Em Pacaraima, William mora de favor, pois relata não ter condições de pagar aluguel ainda. Esse é um dos motivos pelo qual ainda não trouxe a família para o Brasil. Ele conta que a população enfrenta restrições até para sair de casa.
Migrante venezuelano William Castillo.
Caíque Rodrigues/g1 RR
“Estão colocando horários para ir ao mercado, ao supermercado, aos abastos. Estão cortando muitas coisas. A maior dificuldade é a alimentação”, diz.

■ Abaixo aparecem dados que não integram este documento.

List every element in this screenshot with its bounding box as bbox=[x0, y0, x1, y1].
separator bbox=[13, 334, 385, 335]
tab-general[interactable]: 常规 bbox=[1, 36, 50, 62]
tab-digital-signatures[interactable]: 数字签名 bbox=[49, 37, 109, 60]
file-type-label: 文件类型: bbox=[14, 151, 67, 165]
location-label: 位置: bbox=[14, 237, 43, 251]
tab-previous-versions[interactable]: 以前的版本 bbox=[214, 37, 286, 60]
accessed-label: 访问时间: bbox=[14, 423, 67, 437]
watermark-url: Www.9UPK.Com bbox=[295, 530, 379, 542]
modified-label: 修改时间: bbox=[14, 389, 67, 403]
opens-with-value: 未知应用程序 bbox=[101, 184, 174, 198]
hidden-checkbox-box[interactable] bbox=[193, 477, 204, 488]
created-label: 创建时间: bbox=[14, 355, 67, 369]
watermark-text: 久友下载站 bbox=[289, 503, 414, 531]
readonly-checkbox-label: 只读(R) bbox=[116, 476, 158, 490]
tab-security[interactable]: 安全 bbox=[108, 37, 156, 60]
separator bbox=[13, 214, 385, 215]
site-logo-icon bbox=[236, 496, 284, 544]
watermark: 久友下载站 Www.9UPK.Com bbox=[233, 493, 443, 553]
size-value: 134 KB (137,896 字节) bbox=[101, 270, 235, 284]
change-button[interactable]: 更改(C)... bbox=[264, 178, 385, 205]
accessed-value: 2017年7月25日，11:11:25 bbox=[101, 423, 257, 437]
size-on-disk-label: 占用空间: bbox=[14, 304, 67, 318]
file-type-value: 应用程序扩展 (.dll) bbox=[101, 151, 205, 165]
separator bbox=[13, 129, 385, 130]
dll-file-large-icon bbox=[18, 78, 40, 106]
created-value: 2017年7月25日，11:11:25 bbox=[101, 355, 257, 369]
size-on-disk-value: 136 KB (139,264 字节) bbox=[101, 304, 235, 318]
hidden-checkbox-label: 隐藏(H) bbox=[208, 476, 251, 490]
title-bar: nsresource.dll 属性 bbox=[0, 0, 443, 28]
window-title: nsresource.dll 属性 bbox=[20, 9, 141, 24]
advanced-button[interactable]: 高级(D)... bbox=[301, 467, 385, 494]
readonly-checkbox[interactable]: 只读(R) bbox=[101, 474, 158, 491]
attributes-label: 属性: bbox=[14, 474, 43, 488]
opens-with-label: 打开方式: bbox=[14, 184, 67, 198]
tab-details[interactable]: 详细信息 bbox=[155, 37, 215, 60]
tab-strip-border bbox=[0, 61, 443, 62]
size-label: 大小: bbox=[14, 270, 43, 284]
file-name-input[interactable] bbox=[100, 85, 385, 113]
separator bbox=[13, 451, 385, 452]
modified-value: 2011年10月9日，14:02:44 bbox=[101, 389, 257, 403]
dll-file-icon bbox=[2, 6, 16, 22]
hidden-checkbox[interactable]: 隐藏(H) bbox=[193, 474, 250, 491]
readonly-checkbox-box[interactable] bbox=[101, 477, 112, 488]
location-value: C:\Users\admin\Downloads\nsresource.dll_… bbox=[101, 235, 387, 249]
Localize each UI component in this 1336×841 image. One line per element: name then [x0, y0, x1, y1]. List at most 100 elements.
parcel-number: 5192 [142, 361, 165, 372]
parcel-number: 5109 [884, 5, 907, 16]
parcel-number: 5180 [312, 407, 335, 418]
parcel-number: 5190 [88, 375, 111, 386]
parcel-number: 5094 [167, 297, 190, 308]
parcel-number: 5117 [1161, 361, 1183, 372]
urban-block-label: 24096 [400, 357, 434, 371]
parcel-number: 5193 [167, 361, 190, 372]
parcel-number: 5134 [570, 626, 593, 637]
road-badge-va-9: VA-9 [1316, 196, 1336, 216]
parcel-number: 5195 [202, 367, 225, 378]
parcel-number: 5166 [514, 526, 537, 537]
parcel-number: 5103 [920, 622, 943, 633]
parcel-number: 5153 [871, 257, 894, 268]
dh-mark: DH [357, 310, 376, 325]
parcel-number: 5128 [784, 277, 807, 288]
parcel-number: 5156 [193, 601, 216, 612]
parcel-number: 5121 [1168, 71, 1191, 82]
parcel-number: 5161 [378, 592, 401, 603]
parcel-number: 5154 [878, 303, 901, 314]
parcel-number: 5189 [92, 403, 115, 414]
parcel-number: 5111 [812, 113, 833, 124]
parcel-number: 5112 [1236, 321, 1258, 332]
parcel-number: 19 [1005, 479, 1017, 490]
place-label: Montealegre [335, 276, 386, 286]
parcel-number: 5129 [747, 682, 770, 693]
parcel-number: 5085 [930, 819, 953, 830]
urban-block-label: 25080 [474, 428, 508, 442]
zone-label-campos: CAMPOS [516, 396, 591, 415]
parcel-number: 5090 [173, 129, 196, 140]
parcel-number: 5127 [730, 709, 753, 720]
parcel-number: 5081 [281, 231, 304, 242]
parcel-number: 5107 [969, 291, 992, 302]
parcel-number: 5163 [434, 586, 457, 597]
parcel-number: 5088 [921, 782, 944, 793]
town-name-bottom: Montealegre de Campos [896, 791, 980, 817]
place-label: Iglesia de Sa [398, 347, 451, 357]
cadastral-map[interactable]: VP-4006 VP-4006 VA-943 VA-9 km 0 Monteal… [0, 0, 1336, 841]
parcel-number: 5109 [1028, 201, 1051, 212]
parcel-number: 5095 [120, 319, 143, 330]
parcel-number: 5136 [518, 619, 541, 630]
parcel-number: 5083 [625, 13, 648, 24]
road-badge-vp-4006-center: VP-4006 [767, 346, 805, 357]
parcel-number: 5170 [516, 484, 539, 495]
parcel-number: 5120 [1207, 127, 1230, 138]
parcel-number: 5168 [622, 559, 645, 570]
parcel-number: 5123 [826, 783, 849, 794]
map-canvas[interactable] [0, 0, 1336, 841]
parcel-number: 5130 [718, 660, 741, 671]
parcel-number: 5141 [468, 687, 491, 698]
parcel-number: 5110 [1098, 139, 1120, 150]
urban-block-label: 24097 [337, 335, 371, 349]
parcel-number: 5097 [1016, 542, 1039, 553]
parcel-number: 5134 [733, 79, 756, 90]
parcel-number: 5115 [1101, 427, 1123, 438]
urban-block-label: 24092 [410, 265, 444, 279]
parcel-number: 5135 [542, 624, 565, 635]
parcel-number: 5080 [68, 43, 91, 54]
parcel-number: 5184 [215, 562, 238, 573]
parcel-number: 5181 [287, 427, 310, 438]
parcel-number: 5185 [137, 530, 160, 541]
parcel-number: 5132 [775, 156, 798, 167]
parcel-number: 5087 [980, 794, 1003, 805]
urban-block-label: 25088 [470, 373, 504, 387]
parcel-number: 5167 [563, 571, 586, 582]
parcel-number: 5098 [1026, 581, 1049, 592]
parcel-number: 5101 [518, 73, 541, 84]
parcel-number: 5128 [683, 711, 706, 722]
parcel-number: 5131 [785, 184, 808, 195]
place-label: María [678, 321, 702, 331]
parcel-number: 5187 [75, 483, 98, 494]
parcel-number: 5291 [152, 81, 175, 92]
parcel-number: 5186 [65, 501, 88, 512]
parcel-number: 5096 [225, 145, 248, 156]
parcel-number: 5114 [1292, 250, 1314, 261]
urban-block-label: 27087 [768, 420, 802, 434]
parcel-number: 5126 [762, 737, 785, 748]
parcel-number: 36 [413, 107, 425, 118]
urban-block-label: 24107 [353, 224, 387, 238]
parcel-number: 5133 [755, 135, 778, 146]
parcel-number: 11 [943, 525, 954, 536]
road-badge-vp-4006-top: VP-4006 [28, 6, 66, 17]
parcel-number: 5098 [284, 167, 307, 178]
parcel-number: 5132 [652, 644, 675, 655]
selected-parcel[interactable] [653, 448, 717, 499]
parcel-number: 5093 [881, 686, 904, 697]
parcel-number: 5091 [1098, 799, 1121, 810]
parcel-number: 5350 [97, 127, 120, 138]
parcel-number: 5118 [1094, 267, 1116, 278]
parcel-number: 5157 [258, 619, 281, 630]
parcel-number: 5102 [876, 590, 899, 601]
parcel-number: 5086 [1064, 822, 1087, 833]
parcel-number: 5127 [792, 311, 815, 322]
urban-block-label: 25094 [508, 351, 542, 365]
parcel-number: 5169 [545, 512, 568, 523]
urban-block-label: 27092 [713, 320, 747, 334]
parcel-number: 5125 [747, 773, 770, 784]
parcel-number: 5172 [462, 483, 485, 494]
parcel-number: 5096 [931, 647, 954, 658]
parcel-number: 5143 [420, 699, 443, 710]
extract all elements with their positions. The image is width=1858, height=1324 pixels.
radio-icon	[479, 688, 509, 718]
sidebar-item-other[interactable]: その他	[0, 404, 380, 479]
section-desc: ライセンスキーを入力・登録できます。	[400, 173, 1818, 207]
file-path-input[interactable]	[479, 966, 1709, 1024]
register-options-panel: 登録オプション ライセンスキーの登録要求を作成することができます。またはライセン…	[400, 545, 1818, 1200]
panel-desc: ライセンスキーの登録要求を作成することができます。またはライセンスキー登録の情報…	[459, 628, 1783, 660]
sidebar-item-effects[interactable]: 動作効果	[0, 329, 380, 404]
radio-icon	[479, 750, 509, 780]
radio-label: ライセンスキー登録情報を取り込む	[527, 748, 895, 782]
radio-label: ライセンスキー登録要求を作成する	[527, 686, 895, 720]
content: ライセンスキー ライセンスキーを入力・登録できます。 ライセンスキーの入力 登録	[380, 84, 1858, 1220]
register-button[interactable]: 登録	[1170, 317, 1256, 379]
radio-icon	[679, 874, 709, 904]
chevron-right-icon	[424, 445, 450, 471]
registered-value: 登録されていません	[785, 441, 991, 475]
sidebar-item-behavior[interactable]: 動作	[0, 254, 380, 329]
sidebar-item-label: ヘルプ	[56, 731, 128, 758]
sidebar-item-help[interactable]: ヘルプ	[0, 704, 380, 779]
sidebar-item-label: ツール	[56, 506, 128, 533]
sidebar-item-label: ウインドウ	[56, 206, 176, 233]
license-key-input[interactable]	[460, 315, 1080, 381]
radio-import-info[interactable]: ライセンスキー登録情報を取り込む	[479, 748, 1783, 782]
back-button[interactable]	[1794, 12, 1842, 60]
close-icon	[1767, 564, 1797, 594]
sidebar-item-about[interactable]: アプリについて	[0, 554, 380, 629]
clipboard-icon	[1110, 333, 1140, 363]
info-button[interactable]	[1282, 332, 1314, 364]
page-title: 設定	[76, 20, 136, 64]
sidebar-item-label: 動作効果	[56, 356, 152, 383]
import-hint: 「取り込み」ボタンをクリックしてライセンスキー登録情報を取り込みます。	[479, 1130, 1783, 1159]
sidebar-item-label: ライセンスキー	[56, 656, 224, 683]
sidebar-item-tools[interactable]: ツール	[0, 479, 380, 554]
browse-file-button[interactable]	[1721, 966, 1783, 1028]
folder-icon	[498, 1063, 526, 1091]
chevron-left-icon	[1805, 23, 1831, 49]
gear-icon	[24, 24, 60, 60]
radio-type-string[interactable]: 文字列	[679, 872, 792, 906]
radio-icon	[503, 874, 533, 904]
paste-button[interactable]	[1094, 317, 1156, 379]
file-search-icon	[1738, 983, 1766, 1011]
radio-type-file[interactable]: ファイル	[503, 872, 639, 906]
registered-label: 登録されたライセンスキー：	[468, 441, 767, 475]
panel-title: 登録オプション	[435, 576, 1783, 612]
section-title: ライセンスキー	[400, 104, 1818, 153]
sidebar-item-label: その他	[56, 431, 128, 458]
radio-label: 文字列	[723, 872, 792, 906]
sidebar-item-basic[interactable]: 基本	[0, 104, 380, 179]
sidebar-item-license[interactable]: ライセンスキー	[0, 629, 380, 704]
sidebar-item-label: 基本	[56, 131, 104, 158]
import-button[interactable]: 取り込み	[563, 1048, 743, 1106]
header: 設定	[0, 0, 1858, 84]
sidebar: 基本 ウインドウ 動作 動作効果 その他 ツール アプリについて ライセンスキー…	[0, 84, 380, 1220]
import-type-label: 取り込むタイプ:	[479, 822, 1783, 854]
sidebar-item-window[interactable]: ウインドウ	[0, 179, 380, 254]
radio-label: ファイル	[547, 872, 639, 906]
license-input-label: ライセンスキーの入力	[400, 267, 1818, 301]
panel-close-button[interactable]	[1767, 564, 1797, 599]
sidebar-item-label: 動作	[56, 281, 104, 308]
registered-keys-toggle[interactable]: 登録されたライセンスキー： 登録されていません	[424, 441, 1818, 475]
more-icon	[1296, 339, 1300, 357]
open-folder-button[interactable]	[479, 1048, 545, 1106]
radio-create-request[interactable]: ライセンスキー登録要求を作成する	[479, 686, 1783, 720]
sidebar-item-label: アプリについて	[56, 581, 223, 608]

“Tudo é em dólares. A moeda venezuelana está desvalorizada, está no chão. Se não temos dólares, não conseguimos comprar medicina nem nada”, relata.
Recomeço no Brasil e esperança
William chegou ao Brasil de ônibus e hoje mora em uma casa cedida gratuitamente em Pacaraima. Mesmo diante das dificuldades e com saudades da família, ele afirma que conseguiu recomeçar a vida no novo país.
“Aqui no Brasil a economia é muito melhor. Trabalhando, vendendo coisas, consegui me sustentar e isso me ajudou bastante”, diz.
Apesar de descrever a Venezuela como um país “em ruína”, William diz que mantém esperança no futuro. “Eu vejo que a Venezuela vai se restabelecer. Vêm bênçãos para o país, mas no tempo de Deus”, afirma.
Enquanto isso, o plano segue firme: trazer a família para perto. “Se Deus permitir, eu trago todos para o Brasil: minha esposa, meu pai, meus irmãos. Em algum momento, todos vão vir”, conclui.